Key takeaways

  • Medicare Advantage (Part C) plans are funded through a combination of fixed monthly payments from Medicare and out-of-pocket costs paid by individuals enrolled in the plans.
  • The amount Medicare pays to Medicare Advantage plans is determined by a bidding process in which plans compete for payments. Additional payments are made for plans that include prescription drug coverage (Part D) and are based on the healthcare practices and overall health costs in a given county.
  • The costs of Medicare Advantage plans are influenced by several factors, including the specific company offering the plan, the plan’s deductibles and copays, whether the plan includes a monthly premium, and whether the plan helps cover prescription drugs.

Medicare Advantage (Part C) plans are alternative private plans to Original Medicare (parts A and B). These plans provide all the same benefits, and often additional benefits like dental, vision, hearing, and coordinated care.

In 2025, about 54% of Medicare beneficiaries nationwide were enrolled in Advantage plans, though this percentage varies greatly by state.

Certain policy decisions over time have led to a noticeable increase in payments to Advantage plans compared to traditional Medicare for similar individuals. This has allowed plans to lower costs and offer additional benefits, resulting in unexpectedly high enrollment numbers.

Keep reading to learn more about how Medicare Advantage plans are funded by the U.S. government.

Generally, Medicare pays a fixed amount to Advantage plans for Part A and Part B, also called Original Medicare, every month.

Medicare will make an additional payment if the plan also includes Part D (prescription drug coverage). How much Medicare pays for your Advantage plan depends on the healthcare practices in your specific county and your overall health, which affects the cost in terms of risk.

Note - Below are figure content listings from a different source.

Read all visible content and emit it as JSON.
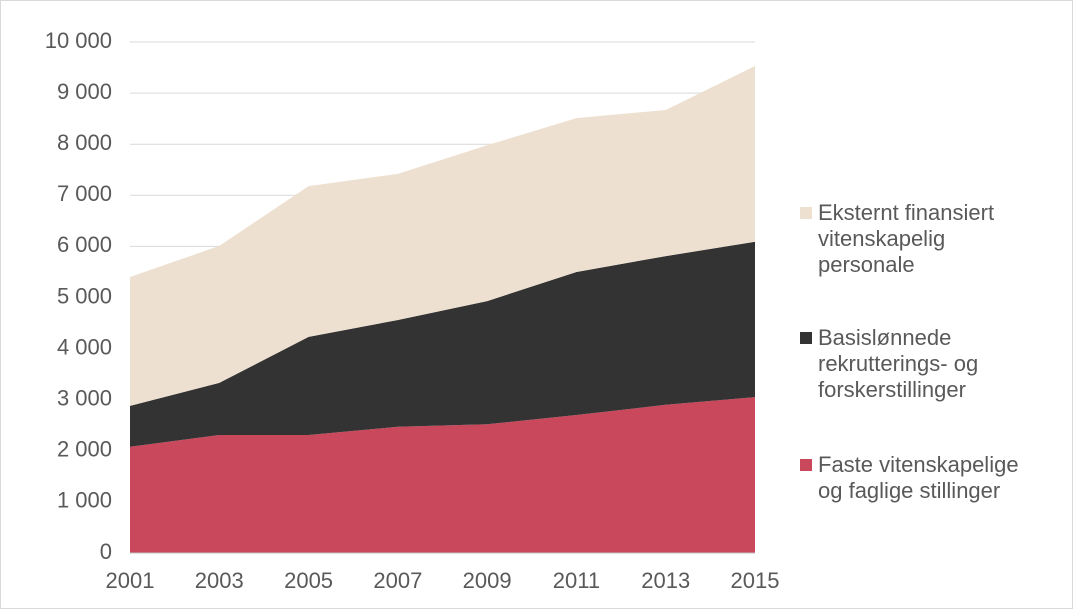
{
  "chart_data": {
    "type": "stacked_area",
    "categories": [
      "2001",
      "2003",
      "2005",
      "2007",
      "2009",
      "2011",
      "2013",
      "2015"
    ],
    "series": [
      {
        "name": "Faste vitenskapelige og faglige stillinger",
        "color": "#c9485b",
        "values": [
          2080,
          2310,
          2310,
          2470,
          2520,
          2700,
          2900,
          3050
        ]
      },
      {
        "name": "Basislønnede rekrutterings- og forskerstillinger",
        "color": "#333333",
        "values": [
          800,
          1020,
          1920,
          2090,
          2410,
          2800,
          2910,
          3040
        ]
      },
      {
        "name": "Eksternt finansiert vitenskapelig personale",
        "color": "#eee0d0",
        "values": [
          2520,
          2680,
          2950,
          2860,
          3050,
          3010,
          2860,
          3440
        ]
      }
    ],
    "ylim": [
      0,
      10000
    ],
    "yticks": [
      0,
      {
        "value": 1000,
        "label": "1 000"
      },
      {
        "value": 2000,
        "label": "2 000"
      },
      {
        "value": 3000,
        "label": "3 000"
      },
      {
        "value": 4000,
        "label": "4 000"
      },
      {
        "value": 5000,
        "label": "5 000"
      },
      {
        "value": 6000,
        "label": "6 000"
      },
      {
        "value": 7000,
        "label": "7 000"
      },
      {
        "value": 8000,
        "label": "8 000"
      },
      {
        "value": 9000,
        "label": "9 000"
      },
      {
        "value": 10000,
        "label": "10 000"
      }
    ],
    "grid": true,
    "legend": "right"
  }
}
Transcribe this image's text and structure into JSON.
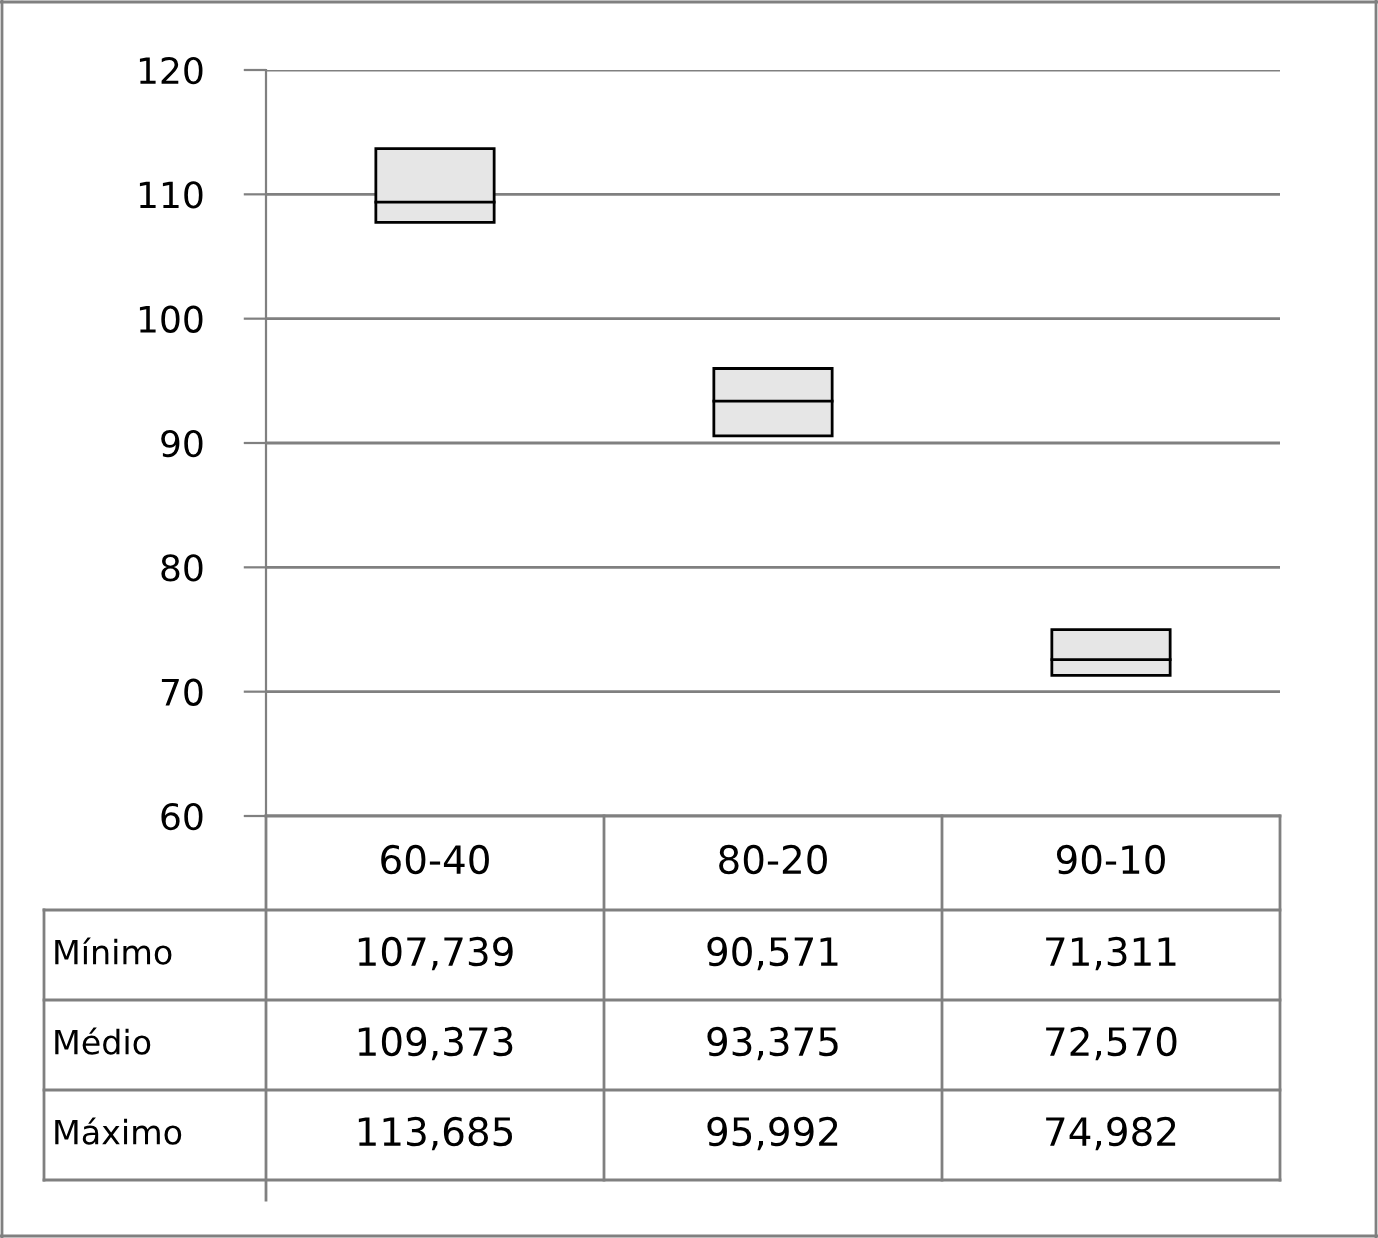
{
  "chart_data": {
    "type": "box",
    "categories": [
      "60-40",
      "80-20",
      "90-10"
    ],
    "boxes": [
      {
        "low": 107.739,
        "q1": 107.739,
        "median": 109.373,
        "q3": 113.685,
        "high": 113.685
      },
      {
        "low": 90.571,
        "q1": 90.571,
        "median": 93.375,
        "q3": 95.992,
        "high": 95.992
      },
      {
        "low": 71.311,
        "q1": 71.311,
        "median": 72.57,
        "q3": 74.982,
        "high": 74.982
      }
    ],
    "annotations": [
      "Mínimo",
      "107,739",
      "90,571",
      "71,311",
      "Médio",
      "109,373",
      "93,375",
      "72,570",
      "Máximo",
      "113,685",
      "95,992",
      "74,982"
    ],
    "color": "#e6e6e6",
    "ylim": [
      60,
      120
    ],
    "yticks": [
      60,
      70,
      80,
      90,
      100,
      110,
      120
    ],
    "grid": "y"
  }
}
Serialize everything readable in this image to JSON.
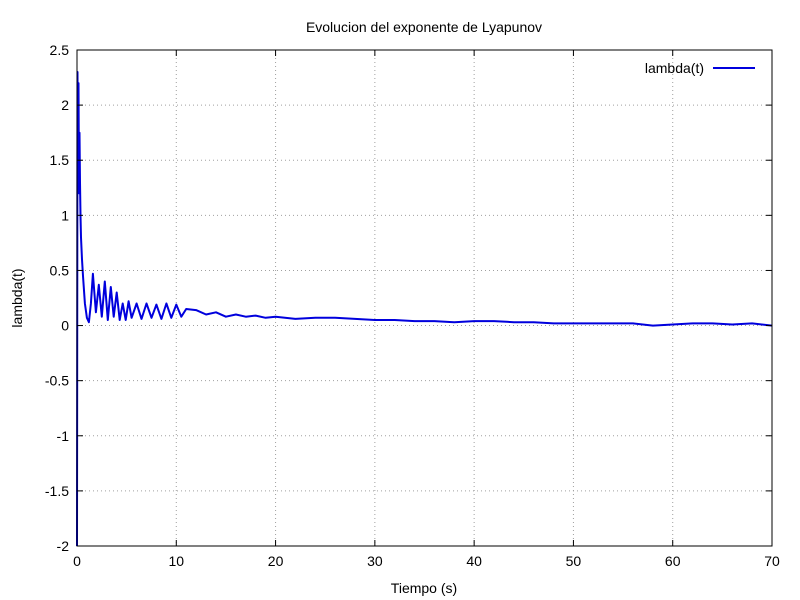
{
  "chart_data": {
    "type": "line",
    "title": "Evolucion del exponente de Lyapunov",
    "xlabel": "Tiempo (s)",
    "ylabel": "lambda(t)",
    "xlim": [
      0,
      70
    ],
    "ylim": [
      -2,
      2.5
    ],
    "xticks": [
      0,
      10,
      20,
      30,
      40,
      50,
      60,
      70
    ],
    "yticks": [
      -2,
      -1.5,
      -1,
      -0.5,
      0,
      0.5,
      1,
      1.5,
      2,
      2.5
    ],
    "xtick_labels": [
      "0",
      "10",
      "20",
      "30",
      "40",
      "50",
      "60",
      "70"
    ],
    "ytick_labels": [
      "-2",
      "-1.5",
      "-1",
      "-0.5",
      "0",
      "0.5",
      "1",
      "1.5",
      "2",
      "2.5"
    ],
    "grid": true,
    "legend_position": "top-right",
    "series": [
      {
        "name": "lambda(t)",
        "color": "#0000dd",
        "x": [
          0,
          0.05,
          0.1,
          0.15,
          0.2,
          0.25,
          0.3,
          0.35,
          0.4,
          0.45,
          0.5,
          0.6,
          0.8,
          1.0,
          1.2,
          1.4,
          1.6,
          1.9,
          2.2,
          2.5,
          2.8,
          3.1,
          3.4,
          3.7,
          4.0,
          4.3,
          4.6,
          4.9,
          5.2,
          5.5,
          6,
          6.5,
          7,
          7.5,
          8,
          8.5,
          9,
          9.5,
          10,
          10.5,
          11,
          12,
          13,
          14,
          15,
          16,
          17,
          18,
          19,
          20,
          22,
          24,
          26,
          28,
          30,
          32,
          34,
          36,
          38,
          40,
          42,
          44,
          46,
          48,
          50,
          52,
          54,
          56,
          58,
          60,
          62,
          64,
          66,
          68,
          70
        ],
        "y": [
          -2.0,
          2.3,
          1.3,
          2.2,
          1.2,
          1.75,
          1.3,
          1.0,
          0.8,
          0.7,
          0.6,
          0.45,
          0.2,
          0.07,
          0.03,
          0.2,
          0.47,
          0.12,
          0.37,
          0.08,
          0.4,
          0.05,
          0.35,
          0.08,
          0.3,
          0.05,
          0.2,
          0.05,
          0.22,
          0.07,
          0.2,
          0.06,
          0.2,
          0.07,
          0.19,
          0.06,
          0.2,
          0.07,
          0.19,
          0.08,
          0.15,
          0.14,
          0.1,
          0.12,
          0.08,
          0.1,
          0.08,
          0.09,
          0.07,
          0.08,
          0.06,
          0.07,
          0.07,
          0.06,
          0.05,
          0.05,
          0.04,
          0.04,
          0.03,
          0.04,
          0.04,
          0.03,
          0.03,
          0.02,
          0.02,
          0.02,
          0.02,
          0.02,
          0.0,
          0.01,
          0.02,
          0.02,
          0.01,
          0.02,
          0.0
        ]
      }
    ]
  }
}
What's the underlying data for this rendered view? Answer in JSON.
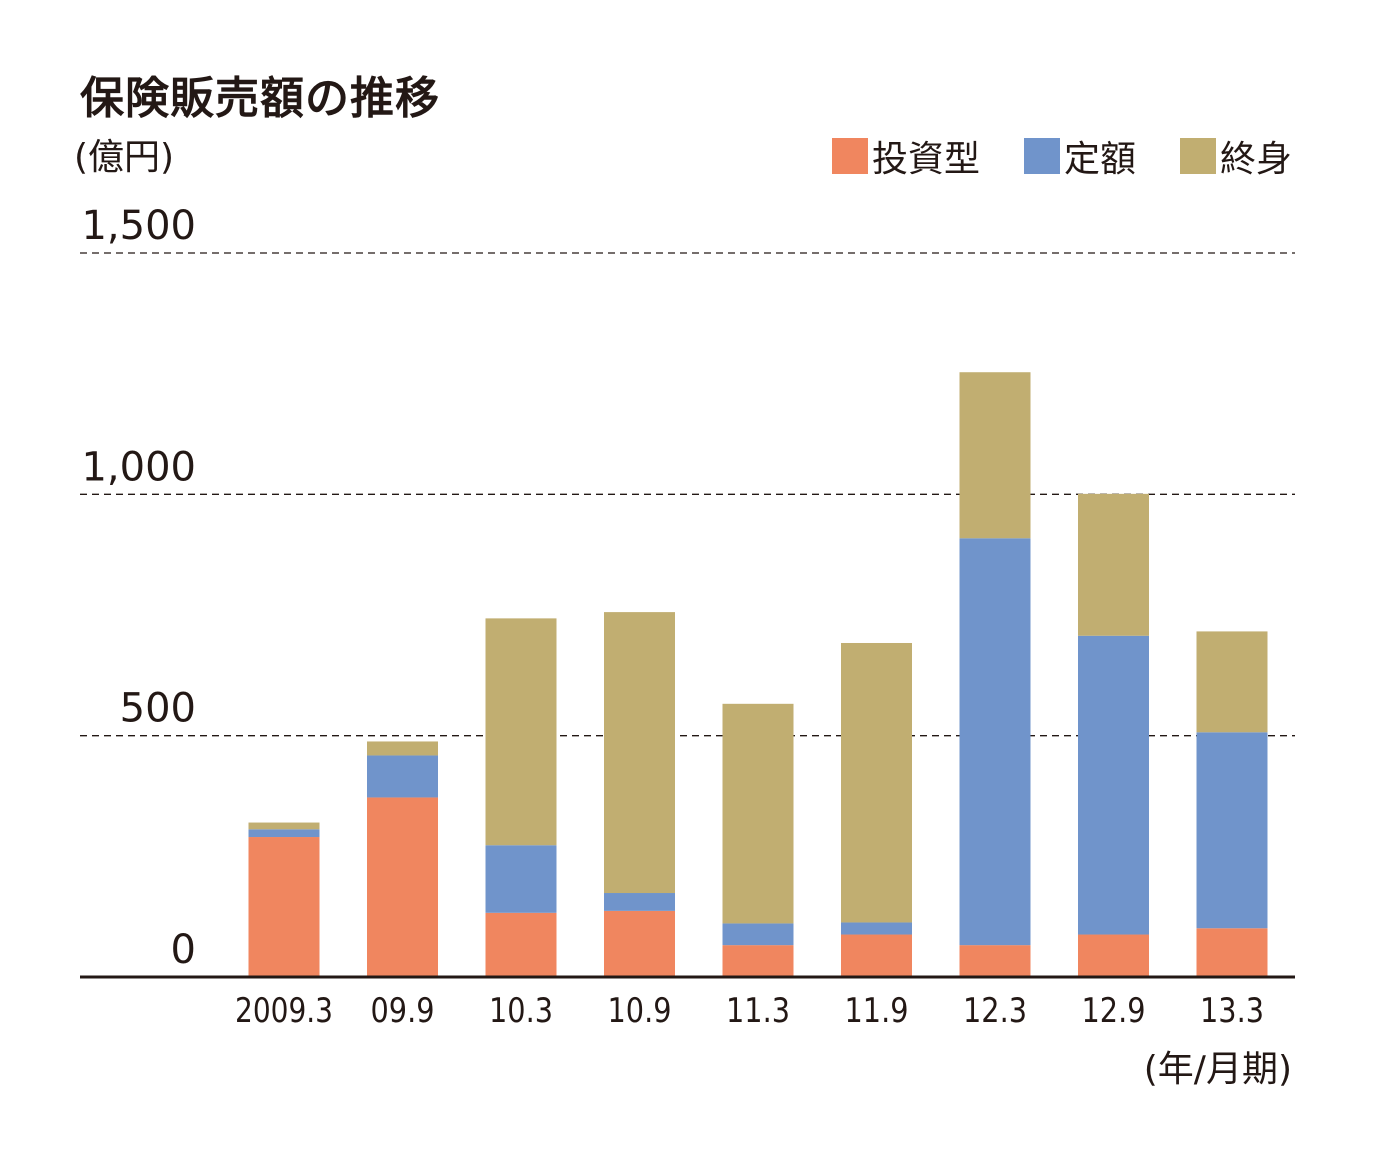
{
  "chart_data": {
    "type": "bar",
    "stacked": true,
    "title": "保険販売額の推移",
    "unit_label": "(億円)",
    "x_unit_label": "(年/月期)",
    "categories": [
      "2009.3",
      "09.9",
      "10.3",
      "10.9",
      "11.3",
      "11.9",
      "12.3",
      "12.9",
      "13.3"
    ],
    "series": [
      {
        "name": "投資型",
        "color": "#F0865F",
        "values": [
          290,
          372,
          133,
          137,
          66,
          88,
          66,
          88,
          101
        ]
      },
      {
        "name": "定額",
        "color": "#7094CB",
        "values": [
          16,
          87,
          140,
          37,
          45,
          25,
          843,
          619,
          406
        ]
      },
      {
        "name": "終身",
        "color": "#C1AE71",
        "values": [
          14,
          29,
          470,
          582,
          455,
          579,
          344,
          294,
          209
        ]
      }
    ],
    "ylim": [
      0,
      1500
    ],
    "yticks": [
      "0",
      "500",
      "1,000",
      "1,500"
    ],
    "ytick_values": [
      0,
      500,
      1000,
      1500
    ],
    "grid": "dashed horizontal",
    "legend_position": "top-right"
  }
}
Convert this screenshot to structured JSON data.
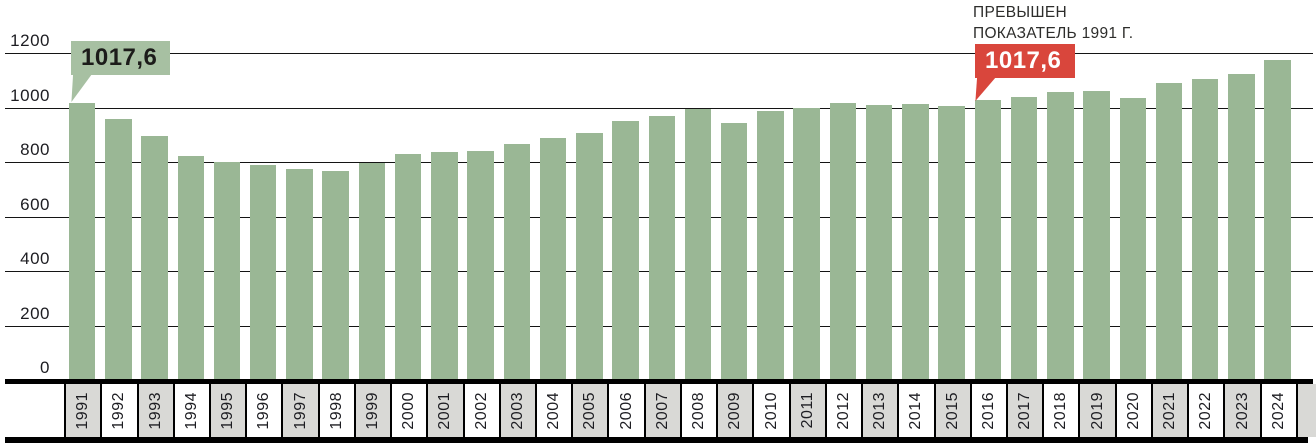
{
  "chart_data": {
    "type": "bar",
    "title": "",
    "xlabel": "",
    "ylabel": "",
    "ylim": [
      0,
      1200
    ],
    "yticks": [
      0,
      200,
      400,
      600,
      800,
      1000,
      1200
    ],
    "grid": "horizontal",
    "legend": "none",
    "categories": [
      "1991",
      "1992",
      "1993",
      "1994",
      "1995",
      "1996",
      "1997",
      "1998",
      "1999",
      "2000",
      "2001",
      "2002",
      "2003",
      "2004",
      "2005",
      "2006",
      "2007",
      "2008",
      "2009",
      "2010",
      "2011",
      "2012",
      "2013",
      "2014",
      "2015",
      "2016",
      "2017",
      "2018",
      "2019",
      "2020",
      "2021",
      "2022",
      "2023",
      "2024"
    ],
    "values": [
      1017.6,
      958,
      895,
      822,
      800,
      791,
      776,
      766,
      797,
      828,
      837,
      841,
      868,
      890,
      905,
      950,
      968,
      993,
      943,
      988,
      1000,
      1015,
      1009,
      1013,
      1007,
      1027,
      1040,
      1056,
      1059,
      1034,
      1090,
      1106,
      1122,
      1174
    ],
    "annotations": [
      {
        "year": "1991",
        "label": "1017,6",
        "style": "green-callout"
      },
      {
        "year": "2016",
        "label": "1017,6",
        "style": "red-callout",
        "note_line1": "ПРЕВЫШЕН",
        "note_line2": "ПОКАЗАТЕЛЬ 1991 Г."
      }
    ]
  },
  "colors": {
    "bar": "#9ab795",
    "green_callout": "#a7c0a2",
    "red_callout": "#d9463c",
    "gridline": "#141414",
    "axis_line": "#000000",
    "year_cell_gray": "#d9d9d6",
    "year_cell_white": "#ffffff",
    "dark_text": "#1d1d22",
    "note_text": "#2d2d2b",
    "callout_text_dark": "#1c1c1a",
    "callout_text_light": "#ffffff"
  }
}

The amount the plans receive from Medicare depends on the plan. Advantage plans compete for these payments by bidding. If the bid is higher than what Medicare is willing to pay, the difference will come out of your pocket. If it’s lower, you may end up with a refund later.

How much does the government pay Medicare Advantage plans?

According to data from the Kaiser Family Foundation, Medicare spent as much as $462 billion in 2024 on Medicare Advantage plans providing Original Medicare benefits, more than half of its total spending. In 2025, this spending is projected to increase by around 20% per person, or a total of $84 billion.

What are three sources of revenue for Medicare Advantage plans?

Medicare pays the company offering the Medicare Advantage plan a monthly fixed amount for your care. This money may come from the following sources:

The Centers for Medicare & Medicaid Services (CMS) funds Advantage plans through two trust accounts: These are the Hospital Insurance Trust (HIT) Fund, which covers Part A costs, and the Supplemental Medical Insurance (CMI) Trust Fund, which covers Part B and Part D costs. The money in these trusts comes mainly from:

  • Taxes: This includes payroll taxes paid by workers, employers, and the self-employed, and income taxes on Social Security benefits
  • Interest: This is mainly interest from trust fund investments.
  • Premiums: Part A premiums fund the HIT fund, and Part B premiums fund the CMI fund. Advantage enrollees still pay the Part B premium, as well as the premiums, deductibles, or coinsurance set by their specific plan.

The amount you pay for Medicare Advantage is based on several factors, including:

  • Monthly premiums: Some plans don’t have premiums.
  • Monthly Medicare Part B premiums: Some plans cover all or part of Part B premiums.
  • Yearly deductible: This may include yearly deductibles or additional deductibles.
  • Method of payment: The coinsurance or copayment you pay for each service or visit.
  • Type and frequency: The type of services you need and how often they’re supplied.
  • Doctor/supplier acceptance: This affects costs if you’re in a PPO, PFFS, or MSA plan or you get treated out-of-network.
  • Rules: Based on your plan, rules such as using network suppliers.
  • Extra benefits: What you need and what the plan pays for, such as whether the plan includes Part D (prescription drugs).
  • Yearly limit: Your out-of-pocket costs for all medical services.
  • Medicaid: If you have it.
  • State help: If you receive it.

The companies offering the plans, not Medicare, determine how much you pay for covered services.

You can usually join most Medicare Advantage plans if you have Medicare Part A and Part B, live in the plan’s service are, and don’t have end stage renal disease (ESRD).

Yes. You can drop Medicare Advantage and return to Original Medicare during the open enrollment period between January 1 and March 31.

Not all Medicare Advantage plans are the same. For example, some plans may limit which healthcare professionals you can use. Some may require prior authorization for healthcare services or offer more complicated options and additional costs. Additionally, these plans may only cover certain areas, which can become complicated if you move. You can find the options in your area on Medicare.gov.

Medicare Advantage Plans—also called Part C—are offered by private companies and offer the same benefits as Original Medicare, plus additional benefits in many cases.

These plans are funded partly by enrollees’ premiums payments to the private insurers running these plans and partly by Medicare, which uses revenue from taxes, interest, and Part A and Part B premiums.